Sur le sort de Colonna

Colonna dessiné en 2009
(Photo AFP)

Des émeutes graves ont opposé pendant plusieurs jours des manifestants aux forces de l’ordre, à la suite de l’agression en prison d’un détenu contre Yvan Colonna, l’assassin du préfet Claude Érignac. Le ministre  de l’Intérieur, Gérald Darmanin, est chargé de négocier le retour au calme avec les chefs des manifestants.

UN des détenus s’est jeté sur Colonna et l’a étranglé. L’assassin de M. Érignac est dans le coma, entre la vie et la mort. De nombreux Corses avaient réclamé le rapprochement des prisonniers (Colonna était dans une prison d’Arles) pour qu’ils puissent voir leurs familles plus souvent, ce que l’État a toujours refusé. L’attaque contre Colonna a mis le feu aux poudres. Pour une simple raison : l’assassin n’est pas perçu comme tel, mais comme un héros. Le gouvernement, aujourd’hui, regrette sans doute de n’avoir pas transféré les détenus dans une prison corse, ce qui aurait empêché une nouvelle flambée de nationalisme. Mais le problème réside plutôt dans le fait que la mort du préfet Érignac reste dans les mémoires comme un traumatisme national.

Une visite à l’opéra.

Claude Érignac était un haut fonctionnaire sans peur et sans reproche. Il s’est rendu à l’opéra d’Ajaccio et, avec sa simplicité, il y a déposé son épouse avant d’aller garer sa voiture à quelques pas de là ; et c’est à ce moment que Colonna, aidé par d’autres criminels, notamment Alain Ferrandi et Pierre Alessandri, a tiré une balle dans la nuque du préfet. Colonna et ses co-accusés ont été arrêtés,  jugés et condamnés. Ils n’ont jamais avoué leur crime. La justice est donc passée, mais pour les nationalistes corses, le dossier n’est pas refermé. Ils ont demandé une réduction de peine, un rapatriement en Corse des détenus, toutes sortes de revendications qui, si elles avaient été satisfaites, auraient allégé la détention, seule peine prévue par la justice.
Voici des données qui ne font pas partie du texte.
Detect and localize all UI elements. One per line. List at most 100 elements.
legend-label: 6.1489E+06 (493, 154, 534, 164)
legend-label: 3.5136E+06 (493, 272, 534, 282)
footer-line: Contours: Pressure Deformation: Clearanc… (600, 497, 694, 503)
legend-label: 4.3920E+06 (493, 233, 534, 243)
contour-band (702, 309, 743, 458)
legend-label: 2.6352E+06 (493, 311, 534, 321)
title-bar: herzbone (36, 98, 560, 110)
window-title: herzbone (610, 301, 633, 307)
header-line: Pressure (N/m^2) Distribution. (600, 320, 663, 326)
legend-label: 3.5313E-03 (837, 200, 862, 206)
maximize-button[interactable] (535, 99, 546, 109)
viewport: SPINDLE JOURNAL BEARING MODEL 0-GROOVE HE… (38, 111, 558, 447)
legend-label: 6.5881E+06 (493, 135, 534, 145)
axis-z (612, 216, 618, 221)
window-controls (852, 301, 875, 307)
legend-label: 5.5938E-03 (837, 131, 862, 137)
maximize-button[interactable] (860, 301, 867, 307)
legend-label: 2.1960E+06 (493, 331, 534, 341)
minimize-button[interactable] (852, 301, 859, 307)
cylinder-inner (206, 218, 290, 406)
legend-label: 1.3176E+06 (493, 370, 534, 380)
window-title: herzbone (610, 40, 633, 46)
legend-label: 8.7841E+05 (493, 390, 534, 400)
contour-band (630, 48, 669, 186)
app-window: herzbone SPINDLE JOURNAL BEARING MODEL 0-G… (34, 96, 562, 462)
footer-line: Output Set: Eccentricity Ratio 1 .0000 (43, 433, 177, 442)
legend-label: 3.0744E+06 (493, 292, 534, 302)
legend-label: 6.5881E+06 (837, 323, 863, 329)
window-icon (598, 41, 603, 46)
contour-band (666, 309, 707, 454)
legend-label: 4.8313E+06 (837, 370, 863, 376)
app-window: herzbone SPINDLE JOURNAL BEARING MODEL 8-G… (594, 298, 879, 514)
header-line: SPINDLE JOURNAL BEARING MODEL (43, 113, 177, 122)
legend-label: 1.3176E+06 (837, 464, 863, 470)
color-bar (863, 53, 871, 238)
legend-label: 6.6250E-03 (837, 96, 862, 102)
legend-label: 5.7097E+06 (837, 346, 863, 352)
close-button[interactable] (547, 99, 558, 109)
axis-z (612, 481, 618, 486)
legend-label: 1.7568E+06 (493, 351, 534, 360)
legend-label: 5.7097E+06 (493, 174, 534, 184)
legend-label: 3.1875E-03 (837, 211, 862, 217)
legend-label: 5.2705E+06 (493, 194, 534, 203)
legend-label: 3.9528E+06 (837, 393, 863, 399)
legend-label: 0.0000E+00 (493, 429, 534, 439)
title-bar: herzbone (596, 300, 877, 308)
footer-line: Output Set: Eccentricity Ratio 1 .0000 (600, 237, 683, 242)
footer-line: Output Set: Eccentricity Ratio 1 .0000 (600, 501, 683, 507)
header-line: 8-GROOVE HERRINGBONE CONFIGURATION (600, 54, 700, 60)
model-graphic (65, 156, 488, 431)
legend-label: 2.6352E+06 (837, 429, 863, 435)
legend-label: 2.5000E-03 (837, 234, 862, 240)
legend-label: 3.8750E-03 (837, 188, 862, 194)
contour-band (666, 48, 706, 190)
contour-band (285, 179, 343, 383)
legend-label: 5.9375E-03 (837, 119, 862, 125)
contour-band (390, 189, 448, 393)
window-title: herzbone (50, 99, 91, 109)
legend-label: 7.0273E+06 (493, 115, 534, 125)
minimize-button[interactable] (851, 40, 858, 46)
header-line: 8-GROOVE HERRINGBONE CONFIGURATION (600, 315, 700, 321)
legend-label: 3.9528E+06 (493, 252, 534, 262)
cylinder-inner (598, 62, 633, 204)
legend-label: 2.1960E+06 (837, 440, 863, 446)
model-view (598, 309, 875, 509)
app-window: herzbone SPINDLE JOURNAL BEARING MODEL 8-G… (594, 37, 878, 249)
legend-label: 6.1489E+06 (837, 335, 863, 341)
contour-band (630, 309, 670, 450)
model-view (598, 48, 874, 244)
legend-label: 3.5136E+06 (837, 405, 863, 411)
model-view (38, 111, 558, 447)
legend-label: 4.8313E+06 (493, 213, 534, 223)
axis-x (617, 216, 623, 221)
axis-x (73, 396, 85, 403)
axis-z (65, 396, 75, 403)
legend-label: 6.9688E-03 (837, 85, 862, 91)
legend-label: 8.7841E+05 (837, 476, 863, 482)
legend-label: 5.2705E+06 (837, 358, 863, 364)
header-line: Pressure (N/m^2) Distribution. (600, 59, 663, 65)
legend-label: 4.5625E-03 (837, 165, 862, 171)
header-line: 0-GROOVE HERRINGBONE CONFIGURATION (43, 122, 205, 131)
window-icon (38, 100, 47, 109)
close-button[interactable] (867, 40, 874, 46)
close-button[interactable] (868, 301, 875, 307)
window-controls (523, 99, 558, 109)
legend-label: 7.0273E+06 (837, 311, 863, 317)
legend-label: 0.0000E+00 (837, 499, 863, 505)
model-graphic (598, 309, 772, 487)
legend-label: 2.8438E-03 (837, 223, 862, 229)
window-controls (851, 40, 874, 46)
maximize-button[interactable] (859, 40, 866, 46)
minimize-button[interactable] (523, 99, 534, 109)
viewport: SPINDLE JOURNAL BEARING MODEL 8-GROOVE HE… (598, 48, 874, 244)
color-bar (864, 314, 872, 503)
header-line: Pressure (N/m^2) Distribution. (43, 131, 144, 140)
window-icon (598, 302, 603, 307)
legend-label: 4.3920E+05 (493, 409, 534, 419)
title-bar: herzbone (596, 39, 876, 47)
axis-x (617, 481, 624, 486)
Ce ne sont pas des innocents.

On peut fort bien se demander pourquoi Colonna cohabitait avec un homme dangereux et d’une force exceptionnelle, pourquoi cet homme lui en voulait au point de le tuer, pourquoi le gouvernement ne s’est pas décidé à le transférer dans une prison proche d’Ajaccio, ce qui aurait évité une flambée de violence. Mais on ne peut pas, comme le font les nationalistes, avoir pour Colonna et ses complices le regard de Chimène et demander pour eux des avantages qui en feraient des innocents. Ils sont tellement obsédés par leur singularité qu’ils ne comprennent rien à la condamnation d’un assassinat. Ils ont fait un ange d’un sombre criminel qui n’a pas hésité à abattre un innocent.

On ne sache pas que le ministre Darmanin soit un enfant de chœur, susceptible de se laisser convaincre par les nationalistes. En revanche, il ne fait pas de doute que le gouvernement doit s’emparer d’un dossier, celui de la Corse, qui contient plusieurs thèmes explosifs mais qui a été délaissé à cause d’une lourde conjoncture politique. Le nationalisme corse, nanti de la majorité parlementaire l’Assemblée corse, n’est pas impressionné par les multiples avantages fiscaux et économiques dont le département bénéficie grâce aux largesses de l’État. À terme, il exige la gouvernance de l’île de Beauté, revendication maximaliste qui entretient une dispute permanente avec le pouvoir.

Ne s’interdire aucune perspective.

On ne voit pas ce qu’une forme d’autonomie ou même d’indépendance apporterait au peuple corse. Ce serait une évolution capable de mettre à genoux l’économie du territoire, ce que l’enthousiasme nationaliste, qui n’est d’ailleurs pas majoritaire puisque tous les référendums sur la question n’ont produit que des « non », ne discerne pas. Certes, le fracas et la violence des exigences nationalistes ne devraient pas, à elles seules, suffire pour que la Corse largue les amarres sans autre forme de procès. Mais d’une part, il faut sortir les problèmes de la poussière qui les recouvre et négocier sérieusement avec les élus corses ; ensuite, la France ne doit s’interdire aucune perspective, y compris la sécessionniste, pour une bonne raison : la Corse a plus besoin d’elle que l’inverse.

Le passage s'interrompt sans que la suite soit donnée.